The figures, at least for now, are these. Final identification and proof of the wreck will probably arrive in the coming days, when they analyzed the many images that the underwater robot is still collecting. The next step - the hardest - is to identify the cargo, the port of origin and the company that organized the transport. The reconstruction of the chain of responsibility will be the starting point to begin to shed light on the season of craft poisons. A sea of \u200b\u200bwaste

The Cunski - or better yet, the Shahinaz - is just one of many ships to lose than to the late 80s and early 90s were taken down with deadly cargo. The environmental groups - Legambiente, Greenpeace and WWF - in the 90s had reported a list of ships vanished into thin air.
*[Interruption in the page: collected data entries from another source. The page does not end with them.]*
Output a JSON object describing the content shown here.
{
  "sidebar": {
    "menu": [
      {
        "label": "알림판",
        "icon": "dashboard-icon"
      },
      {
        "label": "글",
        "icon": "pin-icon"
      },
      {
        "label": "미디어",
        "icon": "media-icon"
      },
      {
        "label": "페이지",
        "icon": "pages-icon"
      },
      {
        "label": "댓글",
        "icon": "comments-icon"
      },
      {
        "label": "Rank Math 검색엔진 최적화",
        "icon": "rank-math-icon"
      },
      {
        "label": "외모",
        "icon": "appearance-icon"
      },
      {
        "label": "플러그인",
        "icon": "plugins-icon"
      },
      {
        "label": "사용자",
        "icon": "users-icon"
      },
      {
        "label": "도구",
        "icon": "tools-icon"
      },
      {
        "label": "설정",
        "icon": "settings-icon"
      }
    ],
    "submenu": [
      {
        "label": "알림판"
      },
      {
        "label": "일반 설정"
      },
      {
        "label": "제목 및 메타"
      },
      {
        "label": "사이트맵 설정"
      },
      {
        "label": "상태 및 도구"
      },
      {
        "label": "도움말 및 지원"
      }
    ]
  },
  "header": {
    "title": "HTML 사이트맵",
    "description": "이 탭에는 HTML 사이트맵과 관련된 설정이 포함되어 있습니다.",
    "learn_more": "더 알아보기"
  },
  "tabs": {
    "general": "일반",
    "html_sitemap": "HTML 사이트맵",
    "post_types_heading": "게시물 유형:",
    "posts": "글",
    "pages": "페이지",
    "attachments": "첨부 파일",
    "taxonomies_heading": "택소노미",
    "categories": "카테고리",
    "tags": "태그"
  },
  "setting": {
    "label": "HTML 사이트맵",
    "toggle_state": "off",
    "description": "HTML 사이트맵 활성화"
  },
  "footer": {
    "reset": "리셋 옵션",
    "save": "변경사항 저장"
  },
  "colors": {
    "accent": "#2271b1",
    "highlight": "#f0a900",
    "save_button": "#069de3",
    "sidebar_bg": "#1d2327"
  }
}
Reports and studies delivered to the bicameral committee on waste, which for years has dealt with each other.
was a particularly detailed informal list prepared by Greenpeace: six ships, with contact details of the alleged sinking. This is the Four Star I, the Years, the Commander Rocio, the Euroriver of Irini and Marco Polo. All cargo ships that today would be on the bottom of the Tyrrhenian Sea, loaded with waste. In some cases it is already possible found the data provided by Greenpeace with shipping registers. The site of the sinking Euroriver, for example, corresponds perfectly with what was declared by the shipowners. It will, however, must ensure that all ships are in some way involved. That's what today requires the Attorney Paul is the Regional Councillor Greek environment.
No response has ever come from the Italian state, which has essentially ignored the issue until today. If the region were enough Calabria € 70 000 and a few days of searching to locate and film the Cunski, little or nothing has been done by the Ministry of Environment or the merchant navy. No shipping, no task force, Rav no mandate to verify the presence of the wrecks. Only now, after the clamor of the discovery, the Minister Prestigiacomo promises government support to retrieve the Cunski, without specifying whether they will be searched for the other vessels. The involvement of governments

On August 3, 2004, after several questions and questions, the then Minister for Parliamentary Relations Carlo Giovanardi gave a sort of Deputies in the official version on the whole affair. And they are heavy words: "It showed a clear overlap between these activities and illegal arms trafficking." Traffic that has enjoyed, according to Giovanardi, institutional protections: "A number of elements - continued the Minister - that indicate the involvement in traffic governments of both institutional and outside Europe, as well as members of organized crime and unscrupulous characters, including the famous Giorgio Comerio.
Ships to lose are nothing more than the tip of the iceberg. In addition to the institutional complicity and direct action of organized crime - the laborers for the "dirty work" - there are obviously companies. They are called stakeholders, are the mediators that have the logistics, knowledge of the field, the network of contacts. A name is already widely known. It's Jelly Wax, who organized most of the trips of vessels for non-European countries such as Lebanon and Venezuela. But the origin of the chain are especially large industries, producers of waste. "To feed the illicit market - he wrote the committee of inquiry on waste October 25, 2000 - are also the industries of national importance and international, including substantial equity holdings in public." Industries that have used the semi-clandestine network of vessels to lose to get a 'disposal at the lowest cost, with no control over the final destination of the waste'.